Tuesday, October 28, 2014

Bahasa Indonesia

Ya, bahasa Indonesia. Para pemuda Indonesia dulu menetapkannya sebagai bahasa persatuan. Tapi bahasa Indonesia menurut saya bukan hanya bahasa resmi yang diajarkan di sekolah-sekolah. Bahasa Jawa - mulai dari ngoko alus, kasar, sampai krama, bahasa Madura, bahasa Batak, singkatnya semua bahasa daerah di Indonesia pun juga layak disebut bahasa Indonesia. Bahasa ibu yang benar-benar lazim digunakan di antara anggota kebudayaan terkecil dari masyarakat setempat, yaitu keluarga.


Terkadang saya lupa betapa berharganya bahasa Indonesia. Sejak kecil saya tertarik belajar bahasa Inggris. Bahasa pergaulan, katanya. Bahasanya orang-orang pintar dan terdidik, bahasa yang digunakan negara-negara maju, bahasa yang harus digunakan agar tidak "ketinggalan jaman". Sebagai konsekuensinya, saya mulai belajar bahasa Inggris sejak di Sekolah Dasar, dan mengikuti beberapa kursus bahasa Inggris.


Lalu ada lagi bahasa Mandarin yang saya pelajari sebagai bagian dari kurikulum pelajaran Sekolah Menengah Pertama dan Sekolah Menengah Atas. Sebagai warga negara Indonesia keturunan Tionghoa, saya tidak pernah menggunakannya dalam percakapan sehari-hari di rumah. Para leluhur saya tiba di Indonesia beratus-ratus tahun yang lalu, dan seiring berjalan waktu mereka hidup di tengah masyarakat Indonesia, mempelajari cara hidup penduduk setempat, dan singkatnya, menjadi orang Indonesia. Memang, orang tua dan kakek nenek saya punya nama Tionghoa, tapi generasi saya sudah tidak lagi memiliki nama Tionghoa yang tercatat. Jadi, yah, agak sulit menjelaskan bagaimana seorang dengan casing Tionghoa seperti saya - mata sipit, kulit kuning langsat, rambut lurus- sebenarnya memiliki kepribadian orang Indonesia asli.


Kapan saya benar-benar menyayangi bahasa Indonesia?



Ketika masih tinggal di Indonesia, saya tahu bahwa Indonesia adalah bahasa sehari-hari, yang otomatis saja digunakan. Mulai bangun pagi, menyapa sesama penghuni kos, membeli cemilan di supermarket, bertemu teman di perjalanan, menelepon orangtua, sampai tidur di malam harinya. Terkadang saya menggunakan bahasa asing di twitter, membaca artikel berbahasa Inggris, menonton film yang juga berbahasa Inggris, dan saya merasa seakan selangkah lebih maju, hanya karena saya sedikit menggunakan bahasa asing.

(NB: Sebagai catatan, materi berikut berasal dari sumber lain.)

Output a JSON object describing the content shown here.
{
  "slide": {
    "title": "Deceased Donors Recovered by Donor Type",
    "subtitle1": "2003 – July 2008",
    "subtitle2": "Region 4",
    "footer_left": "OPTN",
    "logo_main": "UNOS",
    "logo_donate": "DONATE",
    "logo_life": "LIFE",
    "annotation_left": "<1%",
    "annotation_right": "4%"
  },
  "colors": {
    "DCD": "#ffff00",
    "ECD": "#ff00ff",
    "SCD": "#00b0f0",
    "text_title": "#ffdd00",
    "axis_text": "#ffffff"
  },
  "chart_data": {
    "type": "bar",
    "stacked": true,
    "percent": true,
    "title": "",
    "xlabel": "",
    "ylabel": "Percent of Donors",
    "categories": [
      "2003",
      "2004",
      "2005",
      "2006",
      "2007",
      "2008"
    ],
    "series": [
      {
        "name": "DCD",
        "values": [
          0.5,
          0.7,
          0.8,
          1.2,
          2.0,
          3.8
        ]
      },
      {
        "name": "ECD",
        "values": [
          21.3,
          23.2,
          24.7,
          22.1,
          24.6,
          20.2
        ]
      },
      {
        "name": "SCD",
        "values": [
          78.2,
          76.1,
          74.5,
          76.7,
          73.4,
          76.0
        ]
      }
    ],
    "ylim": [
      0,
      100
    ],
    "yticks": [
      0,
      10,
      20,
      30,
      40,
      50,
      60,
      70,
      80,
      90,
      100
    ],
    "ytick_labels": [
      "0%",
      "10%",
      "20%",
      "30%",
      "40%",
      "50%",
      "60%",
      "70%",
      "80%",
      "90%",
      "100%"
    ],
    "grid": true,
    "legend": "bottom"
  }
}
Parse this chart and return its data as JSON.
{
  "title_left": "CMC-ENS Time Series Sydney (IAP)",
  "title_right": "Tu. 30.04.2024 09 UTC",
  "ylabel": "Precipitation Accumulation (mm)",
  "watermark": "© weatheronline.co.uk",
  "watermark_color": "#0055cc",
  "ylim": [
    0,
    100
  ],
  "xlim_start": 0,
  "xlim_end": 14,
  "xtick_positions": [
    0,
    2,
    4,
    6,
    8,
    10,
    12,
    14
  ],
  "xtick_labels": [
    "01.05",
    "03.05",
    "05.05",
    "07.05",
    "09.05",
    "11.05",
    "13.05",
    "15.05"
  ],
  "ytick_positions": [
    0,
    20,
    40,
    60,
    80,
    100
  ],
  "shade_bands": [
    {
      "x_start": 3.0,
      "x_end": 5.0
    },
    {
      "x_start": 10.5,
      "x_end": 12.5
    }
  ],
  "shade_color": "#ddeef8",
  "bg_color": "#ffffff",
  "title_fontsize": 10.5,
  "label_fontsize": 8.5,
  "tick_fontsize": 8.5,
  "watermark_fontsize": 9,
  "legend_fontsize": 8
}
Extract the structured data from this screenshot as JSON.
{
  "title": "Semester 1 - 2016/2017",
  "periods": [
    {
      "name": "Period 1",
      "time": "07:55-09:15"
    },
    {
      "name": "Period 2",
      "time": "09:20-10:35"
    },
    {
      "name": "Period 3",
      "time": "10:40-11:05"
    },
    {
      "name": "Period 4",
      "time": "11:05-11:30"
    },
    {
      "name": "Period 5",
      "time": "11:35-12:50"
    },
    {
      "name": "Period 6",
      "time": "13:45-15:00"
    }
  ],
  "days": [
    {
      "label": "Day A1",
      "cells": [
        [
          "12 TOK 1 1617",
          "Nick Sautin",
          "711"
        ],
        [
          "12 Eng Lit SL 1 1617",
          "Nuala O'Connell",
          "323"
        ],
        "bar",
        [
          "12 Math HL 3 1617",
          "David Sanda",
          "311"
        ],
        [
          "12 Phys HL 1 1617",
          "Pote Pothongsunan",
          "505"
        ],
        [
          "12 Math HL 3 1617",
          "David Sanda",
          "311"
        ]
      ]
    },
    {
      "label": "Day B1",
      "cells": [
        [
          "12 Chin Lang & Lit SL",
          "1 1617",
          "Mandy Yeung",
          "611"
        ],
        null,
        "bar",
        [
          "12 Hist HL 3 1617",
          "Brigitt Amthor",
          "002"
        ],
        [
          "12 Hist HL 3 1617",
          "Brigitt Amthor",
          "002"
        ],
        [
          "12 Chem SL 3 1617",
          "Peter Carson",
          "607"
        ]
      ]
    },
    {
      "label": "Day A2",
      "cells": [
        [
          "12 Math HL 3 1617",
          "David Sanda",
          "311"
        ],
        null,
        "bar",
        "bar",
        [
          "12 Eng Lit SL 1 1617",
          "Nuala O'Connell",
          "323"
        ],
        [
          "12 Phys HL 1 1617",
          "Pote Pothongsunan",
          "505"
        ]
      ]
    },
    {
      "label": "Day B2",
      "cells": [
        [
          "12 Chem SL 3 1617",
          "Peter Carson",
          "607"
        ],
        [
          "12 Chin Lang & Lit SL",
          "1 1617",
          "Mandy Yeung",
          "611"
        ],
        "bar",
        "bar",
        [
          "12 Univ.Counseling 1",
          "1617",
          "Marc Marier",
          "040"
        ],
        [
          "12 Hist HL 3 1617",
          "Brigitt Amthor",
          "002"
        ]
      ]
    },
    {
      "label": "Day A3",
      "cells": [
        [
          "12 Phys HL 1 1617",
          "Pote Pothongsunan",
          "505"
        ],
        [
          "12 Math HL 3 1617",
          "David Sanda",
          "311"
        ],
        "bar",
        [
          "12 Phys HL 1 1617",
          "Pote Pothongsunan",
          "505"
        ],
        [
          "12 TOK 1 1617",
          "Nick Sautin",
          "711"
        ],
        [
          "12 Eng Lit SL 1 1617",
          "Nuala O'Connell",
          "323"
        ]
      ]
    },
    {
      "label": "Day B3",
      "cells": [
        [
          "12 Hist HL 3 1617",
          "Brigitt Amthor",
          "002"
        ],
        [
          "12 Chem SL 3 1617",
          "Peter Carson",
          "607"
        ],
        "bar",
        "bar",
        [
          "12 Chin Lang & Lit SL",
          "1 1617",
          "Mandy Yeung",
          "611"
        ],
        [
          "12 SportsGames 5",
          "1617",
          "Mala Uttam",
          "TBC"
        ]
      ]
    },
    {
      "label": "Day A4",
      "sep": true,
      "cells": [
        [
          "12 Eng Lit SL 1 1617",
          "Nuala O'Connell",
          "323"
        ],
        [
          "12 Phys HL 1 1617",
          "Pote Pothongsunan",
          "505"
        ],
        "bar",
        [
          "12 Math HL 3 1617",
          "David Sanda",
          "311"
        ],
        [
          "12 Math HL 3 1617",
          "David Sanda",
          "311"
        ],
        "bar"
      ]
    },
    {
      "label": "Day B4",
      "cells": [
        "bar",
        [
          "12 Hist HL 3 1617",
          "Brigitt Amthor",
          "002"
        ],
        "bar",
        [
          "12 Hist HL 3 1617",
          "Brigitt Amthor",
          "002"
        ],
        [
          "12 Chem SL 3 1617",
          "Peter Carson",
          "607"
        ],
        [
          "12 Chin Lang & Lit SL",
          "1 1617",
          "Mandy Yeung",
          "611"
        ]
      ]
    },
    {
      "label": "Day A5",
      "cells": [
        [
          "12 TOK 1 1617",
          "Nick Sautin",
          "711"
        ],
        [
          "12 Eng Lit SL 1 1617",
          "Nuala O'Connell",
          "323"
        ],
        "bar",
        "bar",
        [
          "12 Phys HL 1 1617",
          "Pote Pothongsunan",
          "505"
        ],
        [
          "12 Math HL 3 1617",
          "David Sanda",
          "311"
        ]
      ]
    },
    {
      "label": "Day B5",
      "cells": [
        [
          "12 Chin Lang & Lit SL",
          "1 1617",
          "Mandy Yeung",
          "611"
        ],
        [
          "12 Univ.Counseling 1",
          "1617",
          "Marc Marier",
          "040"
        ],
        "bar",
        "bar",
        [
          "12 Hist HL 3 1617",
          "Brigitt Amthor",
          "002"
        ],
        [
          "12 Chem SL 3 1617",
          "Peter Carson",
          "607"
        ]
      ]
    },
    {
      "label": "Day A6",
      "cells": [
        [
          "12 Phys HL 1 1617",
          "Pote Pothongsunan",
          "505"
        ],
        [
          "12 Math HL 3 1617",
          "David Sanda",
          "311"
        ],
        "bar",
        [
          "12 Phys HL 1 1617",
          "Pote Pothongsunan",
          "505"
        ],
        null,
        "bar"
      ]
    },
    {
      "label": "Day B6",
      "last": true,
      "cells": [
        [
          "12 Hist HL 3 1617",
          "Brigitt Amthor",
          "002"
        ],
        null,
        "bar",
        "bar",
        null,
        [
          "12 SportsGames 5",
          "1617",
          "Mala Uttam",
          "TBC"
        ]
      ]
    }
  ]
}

Sekarang, setelah beberapa bulan tinggal di negara asing, timbullah rasa rindu itu. "You don't miss the water until the well runs dry", kalau kata seorang penyanyi favorit saya, Craig David, di salah satu lagu hitsnya. Bagaimanapun fasih bahasa asing saya (atau lebih tepatnya bagaimanapun cara saya mencoba menjadi se-fasih mungkin), tetap saja tidak ada yang menggantikan bahasa Indonesia. Begitu banyak ekspresi, guyonan, bahkan pisuhan atau makian yang tidak akan pernah digantikan oleh bahasa lainnya. Lucunya, beberapa kali saya tidak sengaja melontarkan kata "Duh.", atau "anu..." di tengah-tengah percakapan bahasa Inggris saya yang belepotan.


Mungkin banyak yang memuaskan kerinduan dengan tanah air ketika berkumpul bersama rekan-rekan PPI (Persatuan Pelajar Indonesia) karena di situlah kita sering mencicipi masakan Indonesia buatan beberapa anggota. Tapi bagi saya, ketika bertemu sesama orang Indonesia, dan mulai menyapa dengan "Halo, gimana kabarnya?", mulai dari saat itulah saya menemukan bagian penting dari diri saya, sebuah ikatan dengan kampung halaman, bahasa yang akan selalu hadir di hati saya sampai kapanpun juga, Bahasa Indonesia.